Hezbut Tawheed
- Logo of Hezbut Tawheed
- Formation: 16 February 1995; 31 years ago
- Founder: Muhammad Bayazeed Khan Panni
- Founded at: Daud Mahal, Karatia, Tangail
- Type: Religious organization
- Purpose: Islamic Reformism Modernism Quranism
- Headquarters: Dhaka, Bangladesh
- Location: Bangladesh;
- Emam: Hossain Mohammad Salim
- Website: hezbuttawheed.org

= Hezbut Tawheed =

Bangladeshi religious reform movement

Hezbut Tawheed (হেযবুত তওহীদ) is an Islamic reformist religious organization based in Bangladesh which has been blacklisted by Bangladeshi law enforcement forces for alleged militant involvement.
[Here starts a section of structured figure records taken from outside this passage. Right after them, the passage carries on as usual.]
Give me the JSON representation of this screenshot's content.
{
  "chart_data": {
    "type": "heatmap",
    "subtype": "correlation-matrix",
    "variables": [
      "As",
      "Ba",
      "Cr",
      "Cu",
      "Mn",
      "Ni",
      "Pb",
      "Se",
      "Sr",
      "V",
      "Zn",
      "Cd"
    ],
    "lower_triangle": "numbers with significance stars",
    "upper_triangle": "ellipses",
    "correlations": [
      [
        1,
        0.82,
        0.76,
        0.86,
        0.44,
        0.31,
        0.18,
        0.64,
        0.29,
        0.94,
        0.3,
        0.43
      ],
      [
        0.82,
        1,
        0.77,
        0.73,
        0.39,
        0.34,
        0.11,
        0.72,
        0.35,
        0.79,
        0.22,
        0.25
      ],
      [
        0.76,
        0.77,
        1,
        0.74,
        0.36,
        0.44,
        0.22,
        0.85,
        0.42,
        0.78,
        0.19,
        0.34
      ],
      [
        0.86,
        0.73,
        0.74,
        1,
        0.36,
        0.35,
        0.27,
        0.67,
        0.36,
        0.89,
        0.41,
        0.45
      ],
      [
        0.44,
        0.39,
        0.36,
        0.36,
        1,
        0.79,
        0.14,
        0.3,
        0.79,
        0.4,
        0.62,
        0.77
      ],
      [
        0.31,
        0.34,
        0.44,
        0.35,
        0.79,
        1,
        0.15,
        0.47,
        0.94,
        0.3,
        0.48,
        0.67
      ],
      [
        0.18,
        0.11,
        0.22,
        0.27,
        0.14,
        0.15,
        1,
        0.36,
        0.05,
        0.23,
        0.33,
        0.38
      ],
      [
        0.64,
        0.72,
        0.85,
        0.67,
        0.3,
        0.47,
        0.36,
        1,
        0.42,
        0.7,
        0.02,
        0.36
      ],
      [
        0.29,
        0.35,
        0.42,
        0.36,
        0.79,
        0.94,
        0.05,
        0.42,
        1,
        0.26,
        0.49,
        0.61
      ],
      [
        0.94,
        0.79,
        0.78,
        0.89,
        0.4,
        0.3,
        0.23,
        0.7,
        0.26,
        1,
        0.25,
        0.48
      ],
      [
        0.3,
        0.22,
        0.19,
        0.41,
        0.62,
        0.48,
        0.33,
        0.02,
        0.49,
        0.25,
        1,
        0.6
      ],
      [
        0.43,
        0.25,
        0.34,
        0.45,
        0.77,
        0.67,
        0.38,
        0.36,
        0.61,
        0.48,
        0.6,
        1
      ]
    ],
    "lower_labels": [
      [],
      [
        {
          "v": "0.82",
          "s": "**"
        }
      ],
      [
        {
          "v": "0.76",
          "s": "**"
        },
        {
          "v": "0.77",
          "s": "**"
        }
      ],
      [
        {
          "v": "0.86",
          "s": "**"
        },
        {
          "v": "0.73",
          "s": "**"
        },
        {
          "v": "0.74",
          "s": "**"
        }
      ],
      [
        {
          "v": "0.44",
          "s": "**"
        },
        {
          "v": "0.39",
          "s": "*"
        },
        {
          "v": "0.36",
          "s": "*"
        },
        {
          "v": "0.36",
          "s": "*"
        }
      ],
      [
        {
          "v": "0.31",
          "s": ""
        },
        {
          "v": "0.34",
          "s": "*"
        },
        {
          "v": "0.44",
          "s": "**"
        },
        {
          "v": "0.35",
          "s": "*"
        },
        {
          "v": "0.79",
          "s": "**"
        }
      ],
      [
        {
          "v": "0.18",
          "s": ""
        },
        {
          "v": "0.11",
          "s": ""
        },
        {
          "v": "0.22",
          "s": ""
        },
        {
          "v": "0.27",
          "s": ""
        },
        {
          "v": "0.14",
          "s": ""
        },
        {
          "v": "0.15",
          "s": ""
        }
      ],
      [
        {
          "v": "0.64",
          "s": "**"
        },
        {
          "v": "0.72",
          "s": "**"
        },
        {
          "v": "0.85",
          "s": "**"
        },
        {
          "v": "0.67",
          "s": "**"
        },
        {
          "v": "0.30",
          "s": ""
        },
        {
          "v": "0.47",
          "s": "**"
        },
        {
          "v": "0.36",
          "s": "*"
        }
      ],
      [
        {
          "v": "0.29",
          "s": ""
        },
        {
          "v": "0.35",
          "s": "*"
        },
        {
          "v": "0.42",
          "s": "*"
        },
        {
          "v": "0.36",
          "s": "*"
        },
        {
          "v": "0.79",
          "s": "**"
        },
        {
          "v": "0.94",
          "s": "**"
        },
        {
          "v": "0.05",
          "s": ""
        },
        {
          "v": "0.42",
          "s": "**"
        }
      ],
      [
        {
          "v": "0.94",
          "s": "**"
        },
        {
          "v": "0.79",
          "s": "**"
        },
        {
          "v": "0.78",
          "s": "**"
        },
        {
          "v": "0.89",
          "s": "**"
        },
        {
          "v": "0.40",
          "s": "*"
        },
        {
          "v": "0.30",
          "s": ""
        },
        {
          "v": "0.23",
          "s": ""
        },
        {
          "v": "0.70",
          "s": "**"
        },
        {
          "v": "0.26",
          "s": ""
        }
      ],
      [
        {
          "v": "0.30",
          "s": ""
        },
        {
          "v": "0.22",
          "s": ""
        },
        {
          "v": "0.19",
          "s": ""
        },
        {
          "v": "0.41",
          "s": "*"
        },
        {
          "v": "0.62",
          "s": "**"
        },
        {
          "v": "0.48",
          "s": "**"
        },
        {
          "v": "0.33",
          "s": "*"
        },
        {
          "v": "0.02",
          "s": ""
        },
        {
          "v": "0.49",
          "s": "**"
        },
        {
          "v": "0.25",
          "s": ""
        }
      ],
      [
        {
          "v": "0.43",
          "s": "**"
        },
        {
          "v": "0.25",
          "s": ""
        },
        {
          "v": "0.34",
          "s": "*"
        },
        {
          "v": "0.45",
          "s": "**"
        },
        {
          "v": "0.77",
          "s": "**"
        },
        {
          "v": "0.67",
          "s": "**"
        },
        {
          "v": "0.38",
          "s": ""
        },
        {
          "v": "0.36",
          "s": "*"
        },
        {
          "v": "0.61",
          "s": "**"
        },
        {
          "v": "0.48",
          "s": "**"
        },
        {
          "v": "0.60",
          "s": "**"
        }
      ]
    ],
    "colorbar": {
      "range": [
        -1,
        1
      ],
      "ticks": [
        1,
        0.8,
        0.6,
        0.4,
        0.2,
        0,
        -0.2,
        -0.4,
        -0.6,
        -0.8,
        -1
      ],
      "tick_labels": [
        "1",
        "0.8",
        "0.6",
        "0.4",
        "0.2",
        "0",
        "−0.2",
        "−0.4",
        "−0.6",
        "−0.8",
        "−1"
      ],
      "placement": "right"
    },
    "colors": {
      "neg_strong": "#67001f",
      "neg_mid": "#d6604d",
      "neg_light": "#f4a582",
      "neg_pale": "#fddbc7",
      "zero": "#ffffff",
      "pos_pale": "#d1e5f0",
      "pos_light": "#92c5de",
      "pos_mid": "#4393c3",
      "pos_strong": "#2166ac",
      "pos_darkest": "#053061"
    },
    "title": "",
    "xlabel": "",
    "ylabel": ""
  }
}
The organisation has been widely criticised for preaching Quranist ideology in Bangladesh.

== History ==
Muhammad Bayazeed Khan Panni, the head of the Panni family from Tangail, founded Hezbut Tawheed on 16 February 1995 and served as its imam.

After the death of Panni in 2012, Hossain Mohammad Salim from the Noakhali District took oath as the Emam of the organization. According to its website, it has offices and organizational activities in all the districts of Bangladesh.

== Controversy ==
Despite claims that the organisation is working against militancy and communalism, the group was blacklisted by Bangladeshi law enforcing agencies in 2008 for association with militants. Bangladesh Bank also issued a warning to the banking sectors of Bangladesh against joining any programmes organised by the group or its associated bodies.

The organisation has been criticised for publishing and preaching Quranist ideology.